On peut espérer cependant que le choix des acheteurs penchera finalement vers la responsabilité.

Du point de vue des distributeurs, le maître-mot reste l’adaptabilité. Être capable de réagir vite à ces mouvements de fond et de proposer une offre adaptée.

Le modèle Marketplace permet à tout un chacun d’agréger une offre et une demande, de jeter des passerelles entre deux communautés : celle des producteurs bio par exemple et celle des consommateurs convaincus par ce label.

C’est ainsi que Kazidomi, GreenWeez ou encore La Fourche ont vu le jour.

Même élan dans le monde BtoB, avec des initiatives comme celle de L’Aventure Bio, un grossiste spécialisé.

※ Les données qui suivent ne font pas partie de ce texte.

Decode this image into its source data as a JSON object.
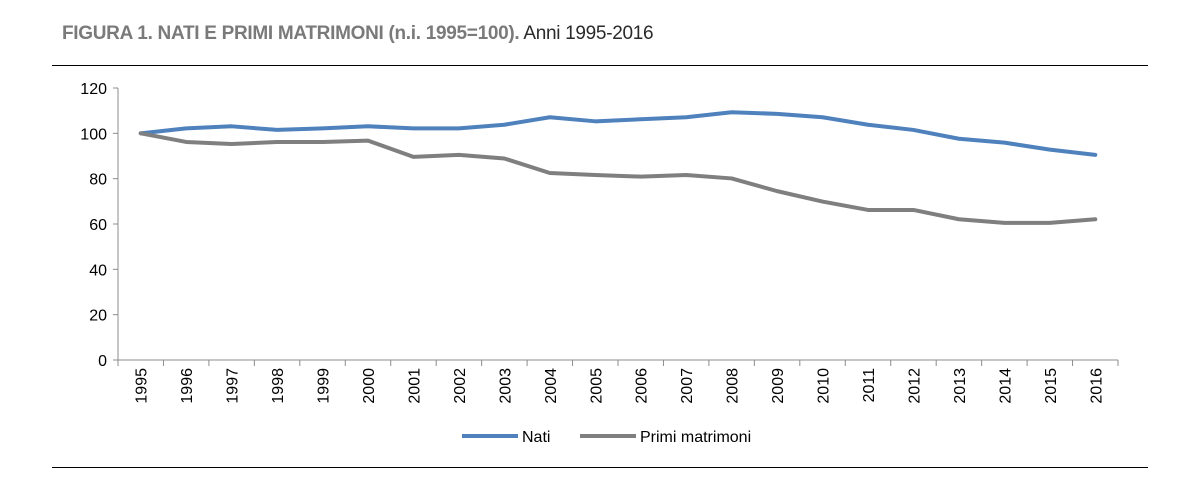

D’autres acteurs jouent la carte locale, comme « La Ruche qui dit oui », une entreprise née en 2011 (si vous cherchez des précurseurs, ceux-là ne sont pas mal placés !) et qui compte désormais plus de 700 Ruches en France, chacun d’entre elles servant de point de distribution à des producteurs situés dans un rayon de 60 km.

Dans la même veine, « Pour de bon » compte 500 producteurs et artisans parmi ses marchands et propose aux internautes de faire leurs courses « comme au marché », mais en ligne.

3. L’avenir : réduire nos déchets, minimiser le gaspillage

C’est un enjeu de développement durable important, appuyé par la réglementation et notamment la loi AGEC (loi anti-gaspillage pour une économie circulaire) : il est urgent de réduire nos déchets et - ce qui va de pair - de cesser de détruire des invendus encore parfaitement comestibles.

Les secteurs de la distribution alimentaire et de la restauration collective (supermarchés, cantines…) doivent d’ici 2025 réduire le gaspillage alimentaire de 50% par rapport au niveau de 2015. Même chose, d’ici 2030, pour les producteurs et transformateurs de denrées alimentaires ainsi que la restauration commerciale.

Pour les distributeurs, le recours aux marketplaces d’économie circulaire représente une solution rapide et efficace à la problématique d’écoulement des stocks.

WeBulk, « la première place de marché vrac et zéro déchet entre professionnels », fondée en 2020, affiche des ambitions élevées. Avec un credo séduisant : le commerce 3 x 0. « Zéro emballage jetable, zéro km inutile, zéro gaspillage alimentaire ».

Un positionnement malin et complètement dans l’air du temps. D’autres succès récents comme ceux de Too Good to Go, HorsNormes ou Phénix, indiquent clairement la voie à suivre. Et avec des marketplaces comme CStick (vente de produits à DLC courte) ou Organix (restes de sandwiches, viande animale…), le BtoB n’est certes pas… en reste !

En terminant sur ce jeu de mot, nous vous invitons à garder un œil attentif sur ce mariage entre alimentaire et digital, improbable il y a seulement quelques années et qui s’impose aujourd’hui comme une évidence.